Last week I faced the one of the scariest things a woman in her 20s can face; my skinny jeans no longer comfortably buttoned. I know, I know it’s even difficult to write about. So faithful readers, I have decided to go on one of those horrible diets people occasionally talk about.
You may be thinking Um, Marina this is a financial column not a nutritional one. Drop some finance knowledge on us! you’re very right, but here is where it all connects: As I have kick started my diet this past week, I realized that dieting draws many parallels to budgeting.
Visualize a Specific Number
Many people want to lose weight yet don’t have a specific goal set in mind. I find that it’s best to have a figure to focus on, for example mine is my college weight: 120 lbs.
Same goes with budgeting: Are you trying to spend better? Are you trying to save up for a new car? It doesn’t matter — set a specific number. I, for example, would like to save up at least $12,000 in my emergency fund for 2011-12.
Calculate Your Intake
I’ll be honest, I am not losing weight and I am not saving. Meaning my diet and budget are both at levels where there is more expenditure than there should be. But in order to first calculate how many calories I need to cut out or money I need to put away, I need to figure out how much I am putting in.

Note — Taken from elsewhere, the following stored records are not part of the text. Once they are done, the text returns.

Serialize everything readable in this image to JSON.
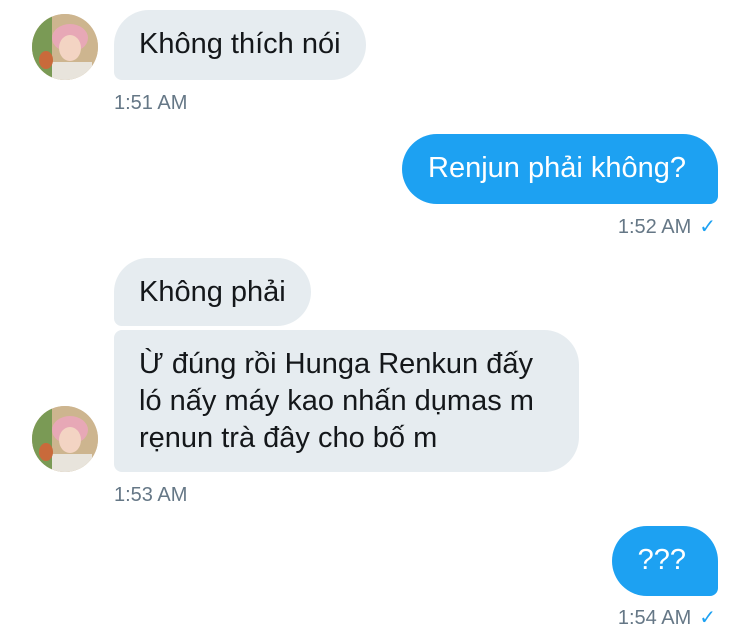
{
  "messages": [
    {
      "side": "in",
      "text": "Không thích nói"
    },
    {
      "side": "out",
      "text": "Renjun phải không?"
    },
    {
      "side": "in",
      "text": "Không phải"
    },
    {
      "side": "in",
      "lines": [
        "Ừ đúng rồi Hunga Renkun đấy",
        "ló nấy máy kao nhấn dụmas m",
        "rẹnun trà đây cho bố m"
      ]
    },
    {
      "side": "out",
      "text": "???"
    }
  ],
  "timestamps": [
    "1:51 AM",
    "1:52 AM",
    "1:53 AM",
    "1:54 AM"
  ],
  "read_icon": "checkmark-icon",
  "colors": {
    "incoming": "#e6ecf0",
    "outgoing": "#1da1f2",
    "meta": "#657786"
  }
}
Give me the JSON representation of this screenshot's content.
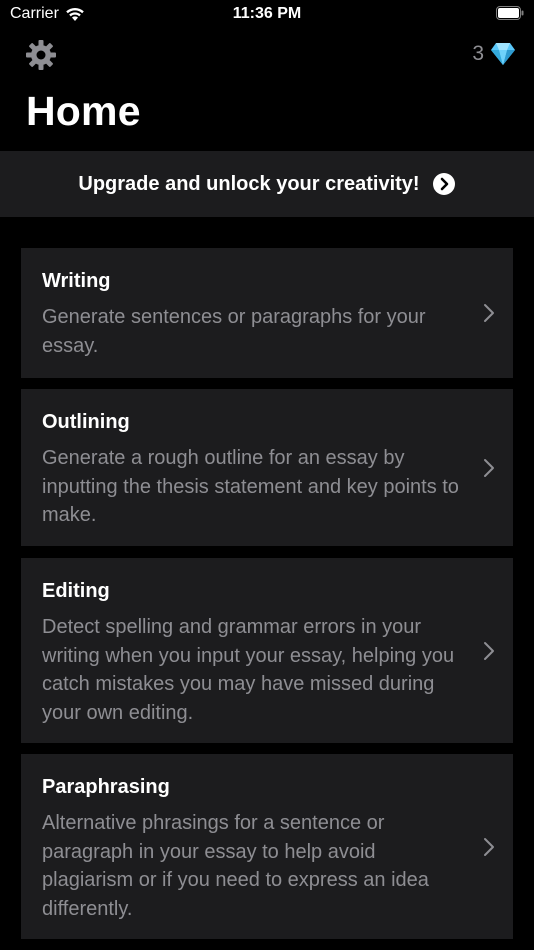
{
  "status_bar": {
    "carrier": "Carrier",
    "time": "11:36 PM"
  },
  "nav": {
    "credits_count": "3"
  },
  "page": {
    "title": "Home"
  },
  "upgrade": {
    "label": "Upgrade and unlock your creativity!"
  },
  "features": [
    {
      "title": "Writing",
      "description": "Generate sentences or paragraphs for your essay."
    },
    {
      "title": "Outlining",
      "description": "Generate a rough outline for an essay by inputting the thesis statement and key points to make."
    },
    {
      "title": "Editing",
      "description": "Detect spelling and grammar errors in your writing when you input your essay, helping you catch mistakes you may have missed during your own editing."
    },
    {
      "title": "Paraphrasing",
      "description": "Alternative phrasings for a sentence or paragraph in your essay to help avoid plagiarism or if you need to express an idea differently."
    }
  ],
  "colors": {
    "background": "#000000",
    "card": "#1c1c1e",
    "secondary_text": "#8e8e93",
    "gem": "#5ac8fa"
  },
  "icons": [
    "wifi-icon",
    "battery-icon",
    "gear-icon",
    "gem-icon",
    "arrow-right-circle-icon",
    "chevron-right-icon"
  ]
}
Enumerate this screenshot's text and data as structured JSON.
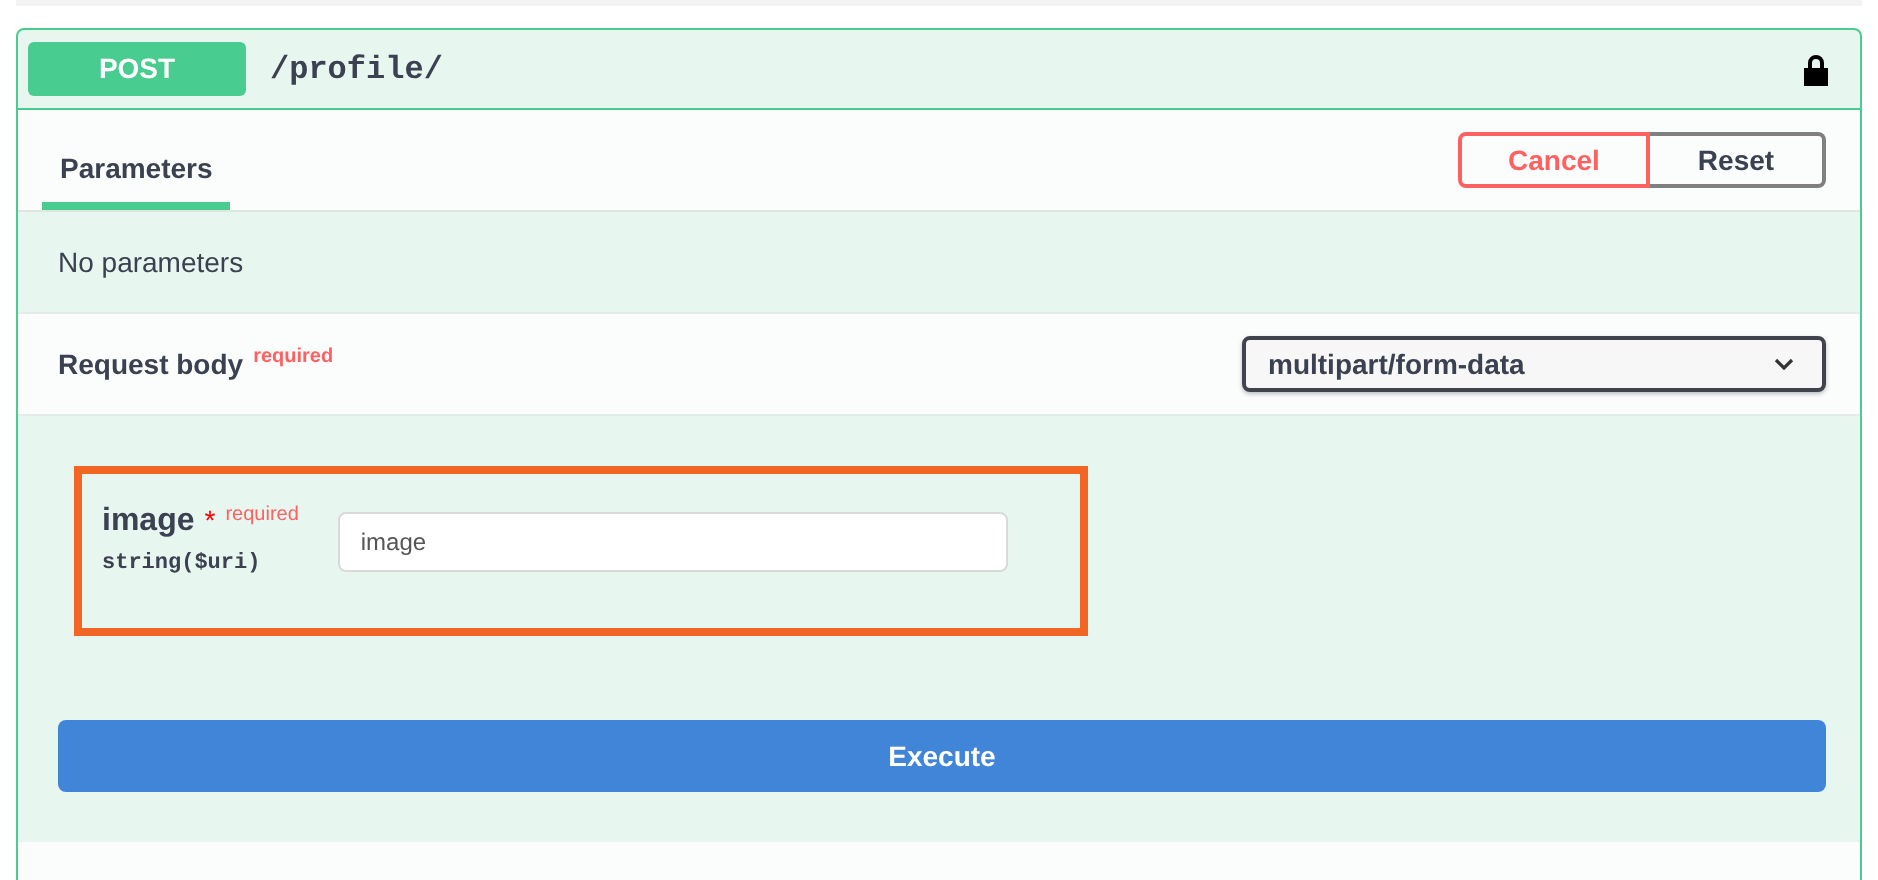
{
  "endpoint": {
    "method": "POST",
    "path": "/profile/"
  },
  "tabs": [
    {
      "label": "Parameters",
      "selected": true
    }
  ],
  "actions": [
    {
      "label": "Cancel",
      "kind": "cancel"
    },
    {
      "label": "Reset",
      "kind": "reset"
    }
  ],
  "parameters_message": "No parameters",
  "request_body": {
    "title": "Request body",
    "required_label": "required",
    "content_type": "multipart/form-data"
  },
  "fields": [
    {
      "name": "image",
      "required_mark": "*",
      "required_label": "required",
      "type": "string($uri)",
      "placeholder": "image",
      "highlighted": true
    }
  ],
  "execute_button": "Execute"
}
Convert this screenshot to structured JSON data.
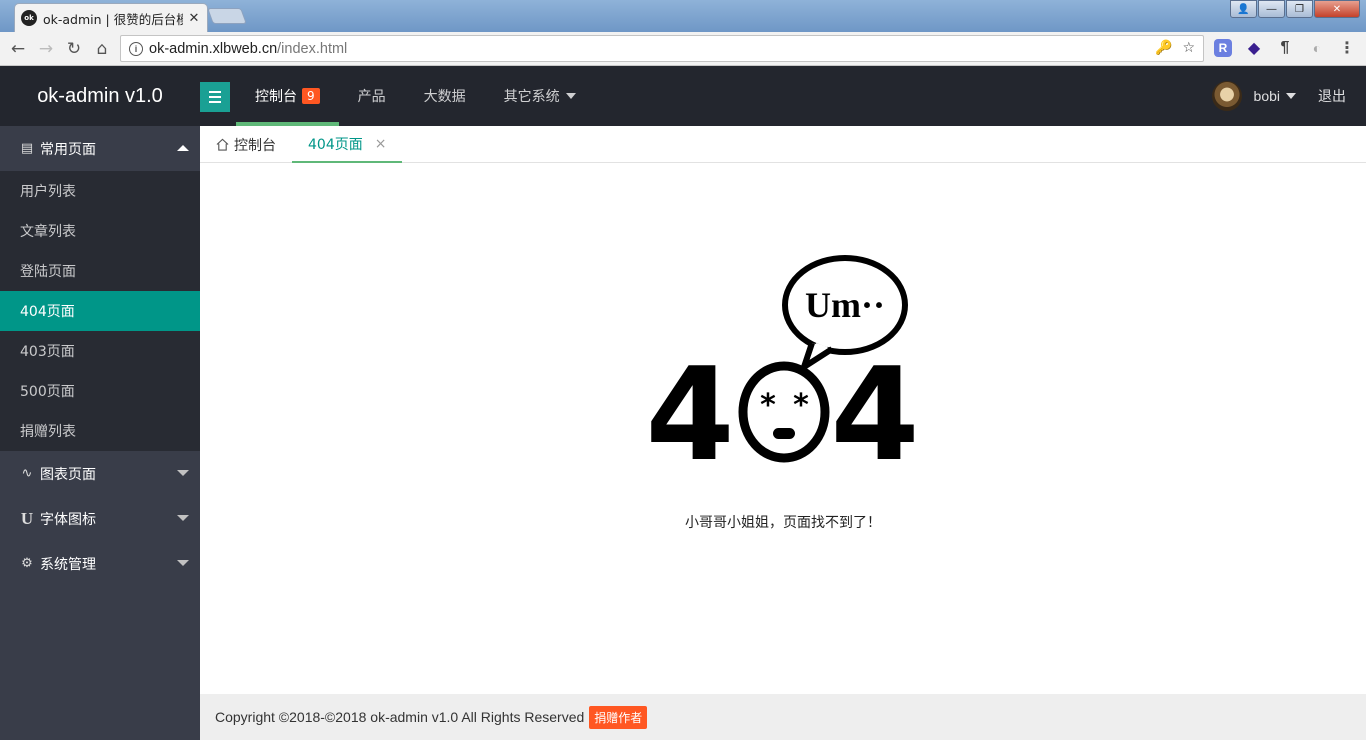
{
  "browser": {
    "tab_title": "ok-admin | 很赞的后台模",
    "favicon_text": "ok",
    "tab_close": "✕",
    "url_host": "ok-admin.xlbweb.cn",
    "url_path": "/index.html",
    "win_min": "—",
    "win_max": "❐",
    "win_close": "✕",
    "ext1": "R",
    "ext3": "¶"
  },
  "header": {
    "logo": "ok-admin v1.0",
    "nav": [
      {
        "label": "控制台",
        "badge": "9"
      },
      {
        "label": "产品"
      },
      {
        "label": "大数据"
      },
      {
        "label": "其它系统"
      }
    ],
    "user_name": "bobi",
    "logout": "退出"
  },
  "sidebar": {
    "groups": [
      {
        "label": "常用页面",
        "icon": "▤",
        "items": [
          "用户列表",
          "文章列表",
          "登陆页面",
          "404页面",
          "403页面",
          "500页面",
          "捐赠列表"
        ]
      },
      {
        "label": "图表页面",
        "icon": "∿"
      },
      {
        "label": "字体图标",
        "icon": "U"
      },
      {
        "label": "系统管理",
        "icon": "⚙"
      }
    ],
    "active_item": "404页面"
  },
  "content_tabs": [
    {
      "label": "控制台"
    },
    {
      "label": "404页面",
      "close": "×"
    }
  ],
  "main": {
    "bubble_text": "Um··",
    "code_left": "4",
    "code_right": "4",
    "message": "小哥哥小姐姐，页面找不到了！"
  },
  "footer": {
    "copyright": "Copyright ©2018-©2018 ok-admin v1.0 All Rights Reserved",
    "donate": "捐赠作者"
  },
  "colors": {
    "header_bg": "#23262e",
    "sidebar_bg": "#393d49",
    "accent": "#009688",
    "badge": "#ff5722"
  }
}
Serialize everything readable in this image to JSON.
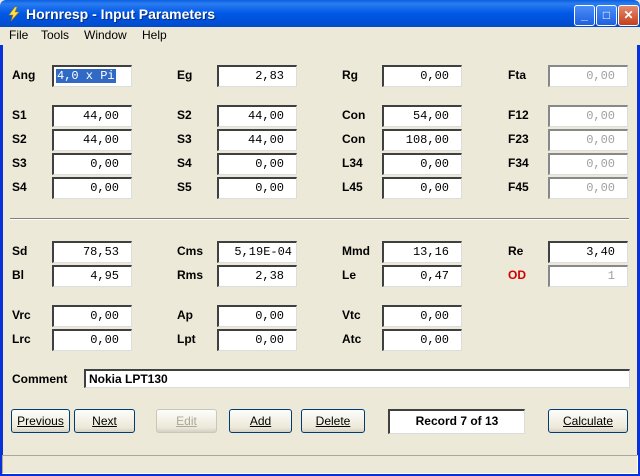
{
  "window": {
    "title": "Hornresp - Input Parameters",
    "minimize_glyph": "_",
    "maximize_glyph": "□",
    "close_glyph": "✕"
  },
  "menu": [
    "File",
    "Tools",
    "Window",
    "Help"
  ],
  "colors": {
    "titlebar": "#0054e3",
    "od_label": "#d00000",
    "selection": "#316ac5"
  },
  "labels": {
    "ang": "Ang",
    "eg": "Eg",
    "rg": "Rg",
    "fta": "Fta",
    "s1": "S1",
    "s2a": "S2",
    "con1": "Con",
    "f12": "F12",
    "s2b": "S2",
    "s3a": "S3",
    "con2": "Con",
    "f23": "F23",
    "s3b": "S3",
    "s4a": "S4",
    "l34": "L34",
    "f34": "F34",
    "s4b": "S4",
    "s5": "S5",
    "l45": "L45",
    "f45": "F45",
    "sd": "Sd",
    "cms": "Cms",
    "mmd": "Mmd",
    "re": "Re",
    "bl": "Bl",
    "rms": "Rms",
    "le": "Le",
    "od": "OD",
    "vrc": "Vrc",
    "ap": "Ap",
    "vtc": "Vtc",
    "lrc": "Lrc",
    "lpt": "Lpt",
    "atc": "Atc",
    "comment": "Comment"
  },
  "values": {
    "ang": "4,0 x Pi",
    "eg": "2,83",
    "rg": "0,00",
    "fta": "0,00",
    "s1": "44,00",
    "s2a": "44,00",
    "con1": "54,00",
    "f12": "0,00",
    "s2b": "44,00",
    "s3a": "44,00",
    "con2": "108,00",
    "f23": "0,00",
    "s3b": "0,00",
    "s4a": "0,00",
    "l34": "0,00",
    "f34": "0,00",
    "s4b": "0,00",
    "s5": "0,00",
    "l45": "0,00",
    "f45": "0,00",
    "sd": "78,53",
    "cms": "5,19E-04",
    "mmd": "13,16",
    "re": "3,40",
    "bl": "4,95",
    "rms": "2,38",
    "le": "0,47",
    "od": "1",
    "vrc": "0,00",
    "ap": "0,00",
    "vtc": "0,00",
    "lrc": "0,00",
    "lpt": "0,00",
    "atc": "0,00",
    "comment": "Nokia LPT130"
  },
  "buttons": {
    "previous": "Previous",
    "next": "Next",
    "edit": "Edit",
    "add": "Add",
    "delete": "Delete",
    "calculate": "Calculate"
  },
  "record_status": "Record 7 of 13"
}
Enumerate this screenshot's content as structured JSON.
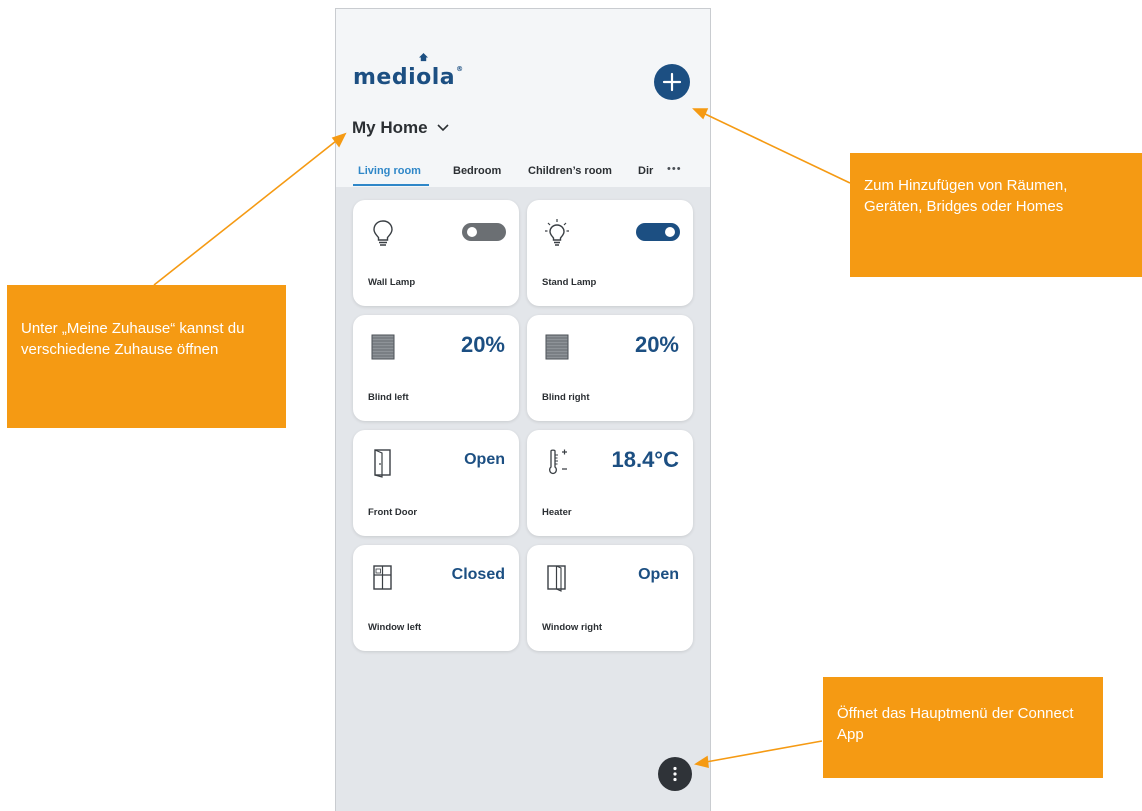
{
  "app": {
    "logo_text": "mediola",
    "logo_mark": "®",
    "home_name": "My Home"
  },
  "tabs": [
    {
      "label": "Living room",
      "active": true
    },
    {
      "label": "Bedroom",
      "active": false
    },
    {
      "label": "Children’s room",
      "active": false
    },
    {
      "label": "Dir",
      "active": false
    }
  ],
  "tabs_more": "•••",
  "devices": [
    {
      "name": "Wall Lamp",
      "icon": "bulb-off-icon",
      "toggle_on": false
    },
    {
      "name": "Stand Lamp",
      "icon": "bulb-on-icon",
      "toggle_on": true
    },
    {
      "name": "Blind left",
      "icon": "blind-icon",
      "value": "20%"
    },
    {
      "name": "Blind right",
      "icon": "blind-icon",
      "value": "20%"
    },
    {
      "name": "Front Door",
      "icon": "door-icon",
      "value": "Open"
    },
    {
      "name": "Heater",
      "icon": "thermometer-icon",
      "value": "18.4°C"
    },
    {
      "name": "Window left",
      "icon": "window-closed-icon",
      "value": "Closed"
    },
    {
      "name": "Window right",
      "icon": "window-open-icon",
      "value": "Open"
    }
  ],
  "callouts": {
    "homes": "Unter „Meine Zuhause“ kannst du verschiedene Zuhause öffnen",
    "add": "Zum Hinzufügen von Räumen, Geräten, Bridges oder Homes",
    "menu": "Öffnet das Hauptmenü der Connect App"
  },
  "colors": {
    "brand": "#1c4f82",
    "accent": "#2f87c8",
    "callout": "#f59a13",
    "toggle_off": "#6b6f73"
  }
}
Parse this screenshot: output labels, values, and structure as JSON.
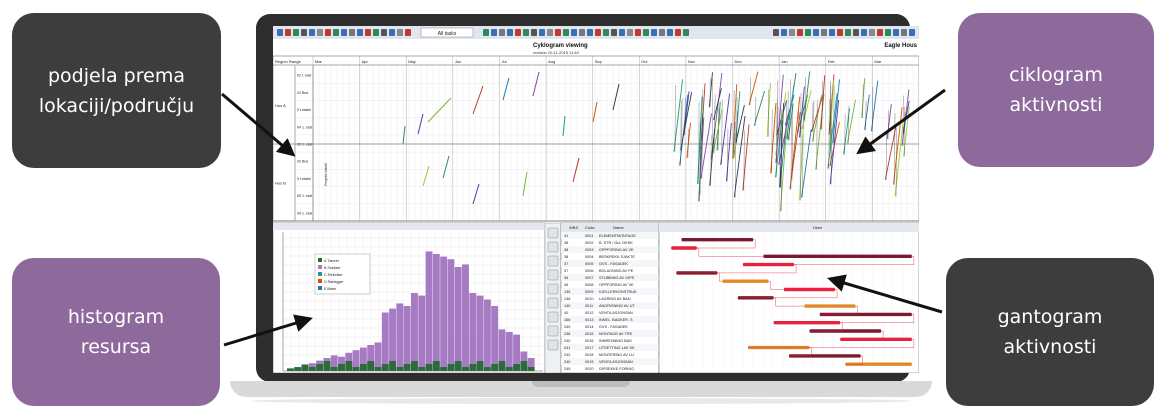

For both, it is a good idea to keep a detailed journal. For your diet it’s good to track the calories you are consuming and for your budget it’s good to track how much your spending.
The next part is where the life formation takes place. After using a smartphone app (yeah I took the easy way out) I calculated I would have to cut out 500 calories a day in order to hit my goal weight.
In order to hit my savings goal over the next year I would have to save $1,000 a month (duh). This would mean after my bills were paid and my rent was covered, I would have a little over $400 for groceries and unexpected things like dinner with a friend, or birthday presents (excluding the $1,000 I am putting into savings). A very doable goal.
Give yourself Leeway
Diets fail when you aren’t forgiving. So what if you had one cookie? It doesn’t mean you should give up your entire diet. Give yourself days to mess up. I like to cut out 400 calories everyday by adding exercise, that way if I do go out with friends or have dessert I don’t feel bad. Same should apply to your budget.
Maybe one month I will have $1,300 left over, that doesn’t mean I should go out and “celebrate” with the extra $300 I didn’t spend. Instead, it’s better to take that money and put it into your savings goal. That way when the holidays come around, or you have an unplanned event that needs funding you will be prepared without taking steps backwards.
Tips and Tricks
It’s surprising how closely diets and budgets match up. One thing I have tried to be more conscientious about is what I put into my body. Do I really need that third (or first) handful of chocolate covered espresso beans?
Do I really need to spend $5 on a coffee when I have a perfectly good coffee at home? I guess the big problem falls into impulses. People eat for a multitude of reasons, and rarely out of pure hunger. I find the same goes for spending. People often spend to satisfy an emotion instead of out of necessity.
I did find that tracking my spending as well as every food I put in my mouth makes me much more conscientious of the unnecessary decisions I am making. Try it for a week to see if there are any changes in your habits.
If we could just shift the satisfaction from eating and spending, maybe we would be a little thinner and our wallets a little fatter.